In a profile of US Secretary of State Hillary Clinton Time magazine's Joe Klein - a Democrat-supporter - tries hard to be positve but cannot help but voice worries about the direction of Barack Obama's foreign policy:
"There is a growing perception that the Administration's policies have been thwarted across the board: Afghanistan is a mess, Iran seems ready to scuttle the nuclear negotiations, there's no progress in the Middle East, the Syrians and North Koreans remain recalcitrant, the Russians have been offered a freebie on missile defense, and the Chinese have been given a pass on human rights with no apparent quid pro quos...
There is also a growing sense that the President's inexperience is beginning to show — not in his overall policy, which represents the views of a broad, moderate national-security consensus ranging from Brent Scowcroft to John Kerry, but in his execution of the details. The Afghan strategy review has been too public and taken too long; the Middle East peace hunt has become a wild goose chase. A letter to Iran's Supreme Leader is a productive gesture only if it gets a response; if it doesn't, it seems weak and supplicatory.
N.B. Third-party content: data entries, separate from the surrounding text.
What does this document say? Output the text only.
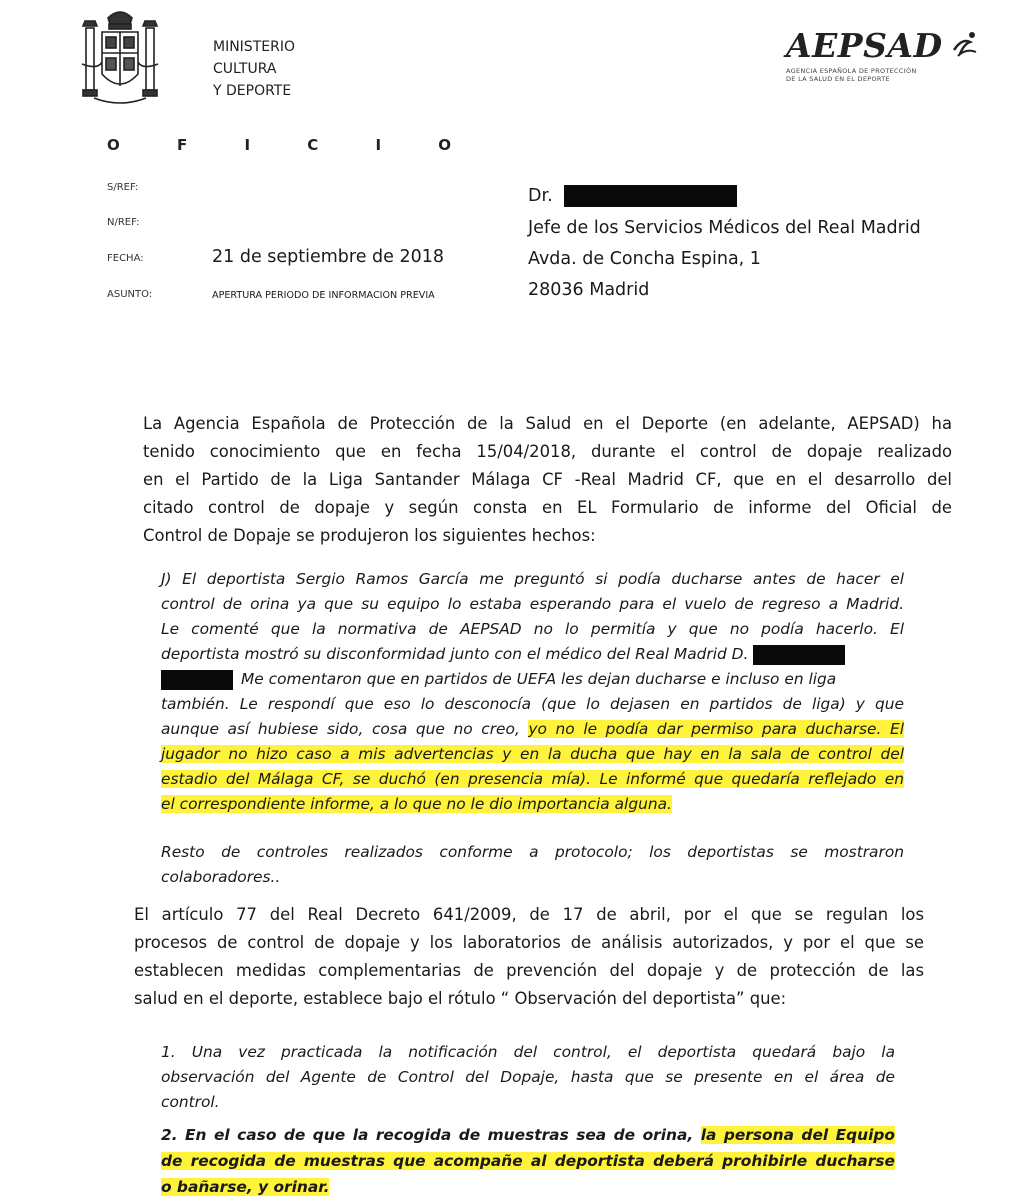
MINISTERIO
CULTURA
Y DEPORTE
AEPSAD
AGENCIA ESPAÑOLA DE PROTECCIÓN
DE LA SALUD EN EL DEPORTE
O F I C I O
S/REF:
N/REF:
FECHA:	21 de septiembre de 2018
ASUNTO:	APERTURA PERIODO DE INFORMACION PREVIA
Dr.
Jefe de los Servicios Médicos del Real Madrid
Avda. de Concha Espina, 1
28036 Madrid
La Agencia Española de Protección de la Salud en el Deporte (en adelante, AEPSAD) ha
tenido conocimiento que en fecha 15/04/2018, durante el control de dopaje realizado
en el Partido de la Liga Santander Málaga CF -Real Madrid CF, que en el desarrollo del
citado control de dopaje y según consta en EL Formulario de informe del Oficial de
Control de Dopaje se produjeron los siguientes hechos:
J) El deportista Sergio Ramos García me preguntó si podía ducharse antes de hacer el
control de orina ya que su equipo lo estaba esperando para el vuelo de regreso a Madrid.
Le comenté que la normativa de AEPSAD no lo permitía y que no podía hacerlo. El
deportista mostró su disconformidad junto con el médico del Real Madrid D.
Me comentaron que en partidos de UEFA les dejan ducharse e incluso en liga
también. Le respondí que eso lo desconocía (que lo dejasen en partidos de liga) y que
aunque así hubiese sido, cosa que no creo, yo no le podía dar permiso para ducharse. El
jugador no hizo caso a mis advertencias y en la ducha que hay en la sala de control del
estadio del Málaga CF, se duchó (en presencia mía). Le informé que quedaría reflejado en
el correspondiente informe, a lo que no le dio importancia alguna.
Resto de controles realizados conforme a protocolo; los deportistas se mostraron
colaboradores..
El artículo 77 del Real Decreto 641/2009, de 17 de abril, por el que se regulan los
procesos de control de dopaje y los laboratorios de análisis autorizados, y por el que se
establecen medidas complementarias de prevención del dopaje y de protección de las
salud en el deporte, establece bajo el rótulo “ Observación del deportista” que:
1. Una vez practicada la notificación del control, el deportista quedará bajo la
observación del Agente de Control del Dopaje, hasta que se presente en el área de
control.
2. En el caso de que la recogida de muestras sea de orina, la persona del Equipo
de recogida de muestras que acompañe al deportista deberá prohibirle ducharse
o bañarse, y orinar.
A call for the Israelis to freeze settlements is effective only if it is accompanied by the credible threat of a reduction in aid. "You can't be seen pushing countries around — demanding [that] Israel freeze settlements, demanding that Hamid Karzai reform his government — and not get results," says Leslie H. Gelb, author of Power Rules. "The leaders of these countries are tough, successful politicians, and they'll begin to take you less seriously."
Klein does, however, argue that Obama possesses "the wisdom to have refrained from doing anything so wildly stupid as invading Iraq".